Three secrets behind the Ouagadougou Partnership’s magic
Read this post in French here.
The Ouagadougou Partnership Annual Meeting is my favorite meeting of the year and this year it is going to be extra special. There’s an intangible magic to this gathering of leaders from nine Francophone West African countries together with donors, advocates and researchers to share lessons and progress towards their commitments to increase access to voluntary family planning for an additional 2.2 million women from 2015 to 2020. There is a buzz of collective urgency to achieve these important targets, together with a shared pride at the early success of the joint action.
The Hewlett Foundation has been an active supporter of the partnership since it began in 2011. We have supported the Ouagadougou Partnership (OP) Coordination Unit as well as a regional civil society network and funding for service delivery, research, and advocacy grantees to deepen their engagement and impact in the region. I am so honored to be a part of this work and to experience and contribute to this special and dedicated community working together to improve women’s lives.
I am particularly excited for this Annual Meeting because the partnership is at a key turning point. As we race toward the end of 2020, we are in a moment of reflection on the incredible progress this effort has achieved for women in these nine countries. We are also beginning to think collectively about the future. What has made this partnership work? How can we harness the strong foundation that has been built to go even further?
The governments, civil society, non-governmental organizations and funders of the OP are answering these questions and more through a consultative process that launched last month called OP Beyond 2020. There are many things that are worth celebrating in the Ouagadougou Partnership, but a few stand out to me even in these early days of the consultation: its focus on data, its effective coordination unit, and its innovative regional approach.
1. Data at the core.
The OP has a powerful tool at its core—the Costed Implementation Plan—that brings data much more closely in conversation with government and donor decision-making. The plans represent each government’s commitment to family planning, powerful statements of support for the value of reproductive rights. They also serve to align donor funding around national priorities, something that we often fail to do. Importantly, civil society has a formal role in developing the plans, including youth engagement, which has resulted in important inputs and a growing recognition of the value of citizen voices in government planning. Finally, the Costed Implementation Plans are data-driven in a new and important way through inputs by Track20, a global family planning monitoring project of FP2020, implemented by Avenir Health. This allows the Plans to show country-to-country comparisons each year, tight tracking of indictors and policy-making that is data-responsive. There is room to evolve the Costed Implementation Plans moving forward so that they are more tightly aligned with national budgeted timelines.

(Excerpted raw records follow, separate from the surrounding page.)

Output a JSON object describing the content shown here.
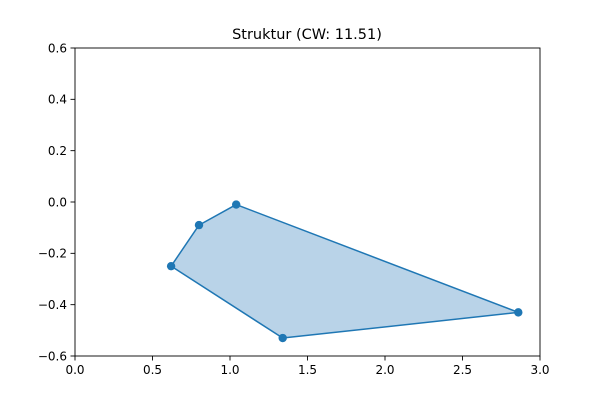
{
  "chart_data": {
    "type": "line",
    "title": "Struktur (CW: 11.51)",
    "xlabel": "",
    "ylabel": "",
    "xlim": [
      0.0,
      3.0
    ],
    "ylim": [
      -0.6,
      0.6
    ],
    "x_ticks": [
      0.0,
      0.5,
      1.0,
      1.5,
      2.0,
      2.5,
      3.0
    ],
    "x_tick_labels": [
      "0.0",
      "0.5",
      "1.0",
      "1.5",
      "2.0",
      "2.5",
      "3.0"
    ],
    "y_ticks": [
      -0.6,
      -0.4,
      -0.2,
      0.0,
      0.2,
      0.4,
      0.6
    ],
    "y_tick_labels": [
      "−0.6",
      "−0.4",
      "−0.2",
      "0.0",
      "0.2",
      "0.4",
      "0.6"
    ],
    "grid": false,
    "series": [
      {
        "closed": true,
        "filled": true,
        "markers": true,
        "points": [
          {
            "x": 1.04,
            "y": -0.01
          },
          {
            "x": 2.86,
            "y": -0.43
          },
          {
            "x": 1.34,
            "y": -0.53
          },
          {
            "x": 0.62,
            "y": -0.25
          },
          {
            "x": 0.8,
            "y": -0.09
          }
        ]
      }
    ],
    "colors": {
      "line": "#1f77b4",
      "fill": "#b9d3e8",
      "marker": "#1f77b4"
    }
  }
}
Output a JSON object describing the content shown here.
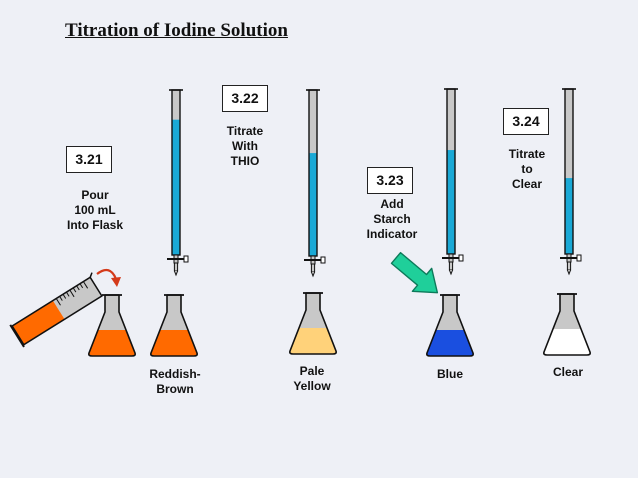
{
  "title": "Titration of Iodine Solution",
  "steps": [
    {
      "id": "3.21",
      "instruction": "Pour\n100 mL\nInto Flask"
    },
    {
      "id": "3.22",
      "instruction": "Titrate\nWith\nTHIO"
    },
    {
      "id": "3.23",
      "instruction": "Add\nStarch\nIndicator"
    },
    {
      "id": "3.24",
      "instruction": "Titrate\nto\nClear"
    }
  ],
  "flask_labels": [
    "Reddish-\nBrown",
    "Pale\nYellow",
    "Blue",
    "Clear"
  ],
  "burette_fill_fractions": [
    0.82,
    0.62,
    0.63,
    0.46
  ],
  "colors": {
    "background": "#eef0f6",
    "reddish_brown": "#ff6a00",
    "pale_yellow": "#ffd27a",
    "blue": "#1a4fe0",
    "clear": "#ffffff",
    "titrant": "#1aa9d6",
    "glass": "#c8c8c8",
    "pour_arrow": "#d43a1a",
    "indicator_arrow": "#1fcf9a"
  },
  "icons": [
    "graduated-cylinder-icon",
    "flask-icon",
    "burette-icon",
    "curved-arrow-icon",
    "block-arrow-icon"
  ]
}
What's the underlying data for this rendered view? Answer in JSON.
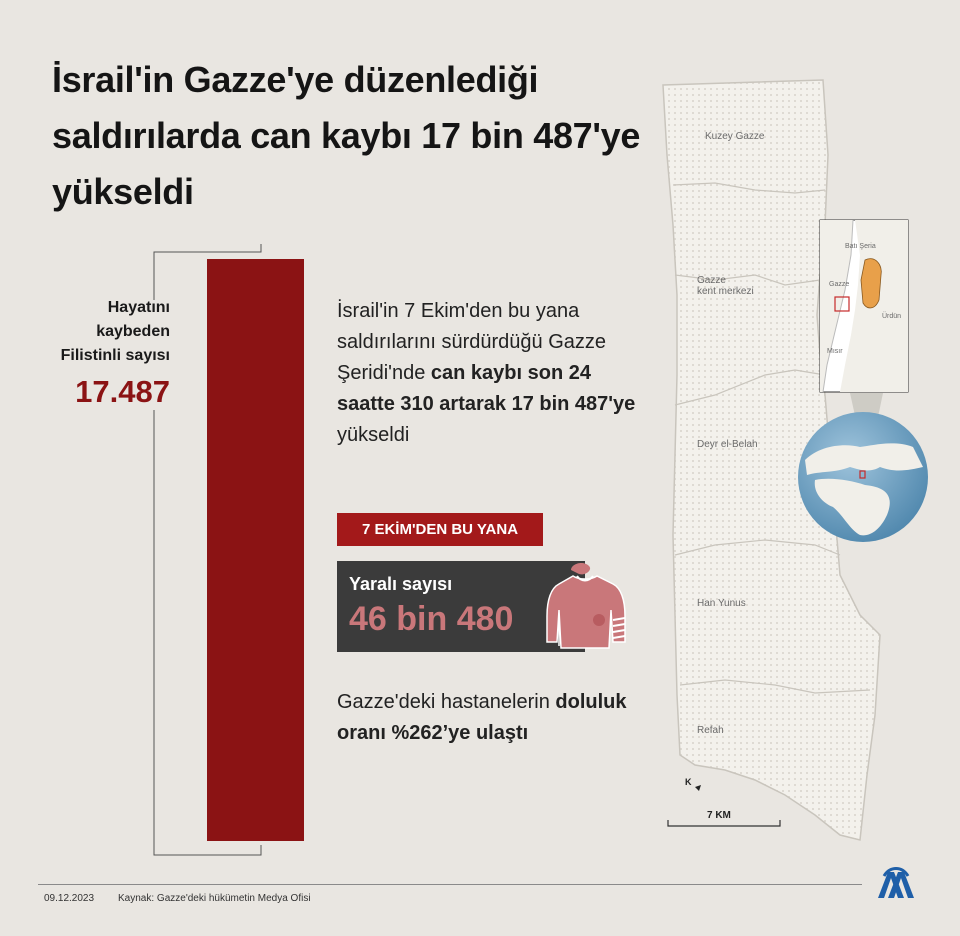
{
  "title": "İsrail'in Gazze'ye düzenlediği saldırılarda can kaybı 17 bin 487'ye yükseldi",
  "deaths": {
    "label": "Hayatını kaybeden Filistinli sayısı",
    "value": "17.487"
  },
  "main_text": {
    "part1": "İsrail'in 7 Ekim'den bu yana saldırılarını sürdürdüğü Gazze Şeridi'nde ",
    "bold": "can kaybı son 24 saatte 310 artarak 17 bin 487'ye",
    "part2": " yükseldi"
  },
  "since_badge": "7 EKİM'DEN  BU YANA",
  "injured": {
    "label": "Yaralı sayısı",
    "value": "46 bin 480"
  },
  "hospital": {
    "part1": "Gazze'deki hastanelerin ",
    "bold": "doluluk oranı %262’ye ulaştı"
  },
  "map": {
    "regions": [
      "Kuzey Gazze",
      "Gazze kent merkezi",
      "Deyr el-Belah",
      "Han Yunus",
      "Refah"
    ],
    "gaza_city_line1": "Gazze",
    "gaza_city_line2": "kent merkezi",
    "inset_labels": [
      "Batı Şeria",
      "Gazze",
      "Ürdün",
      "Mısır"
    ],
    "scale": "7 KM",
    "north_mark": "K"
  },
  "colors": {
    "background": "#e9e6e1",
    "accent_red": "#8b1314",
    "badge_red": "#a3191a",
    "dark_box": "#3b3b3b",
    "injured_value": "#c9777a",
    "map_land": "#f3f1ec",
    "west_bank": "#e8a04a",
    "logo_blue": "#1f5fa8"
  },
  "footer": {
    "date": "09.12.2023",
    "source": "Kaynak: Gazze'deki hükümetin Medya Ofisi"
  },
  "logo": "aa-logo-icon"
}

2. A nimble, empowered OP Coordination Unit.
This small but mighty team inventively built a suite of signature programs that have created a true sense of community among nine diverse countries. One such program is the Donor Caravan, an opportunity each April for a funder delegation to visit two or three countries for a deep dive into the issues in each place. It allows funders to advocate for issues at the highest levels, to build community and learn about programs and places where their institution may be less engaged. Another is the Learning and Exchange Fund in which country delegations can apply for funds to visit another OP country to learn from them about a key aspect of work they want to pursue. The Coordination Unit has partnered with a bold Beninese communication firm, Etrilabs, to develop a social media presence, a great website, and attention in local journalism, further contributing to the sense of momentum and community.
3. The power of working regionally.
The Ouagadougou Partnership has put this community of nine countries on the map in global health. These are mostly small countries in terms of population. Because of that, as well as language and historical barriers, they are often under-resourced in global development and given little attention in research or programs. At the start of the partnership, this group included countries with some of the highest fertility rates in the world and lowest use of modern contraception. By coming together, the OP has helped to catalyze more than three million new users of voluntary contraception in seven years, more progress than in the previous 21 years. They have also pursued a model of development that puts government in the lead, creates incentives for donors to align with each other and with national priorities, and has opened spaces for the strong voices of the people of these countries. This regional mind-set and platform has allowed many of our INGO grantees to enter with their own regional programs, where before individual country programs were not financially viable.
The Ouagadougou Partnership has also brought together the people of these countries through exchange, healthy competition and shared pride in their joint accomplishments. I think this is where the magic lies, in that sense of community built around finding shared experience and goals among diverse but related places and peoples. I believe strongly in the power of this partnership to continue to empower women to have access to their full reproductive rights and choices in the years ahead. Onward we go, together.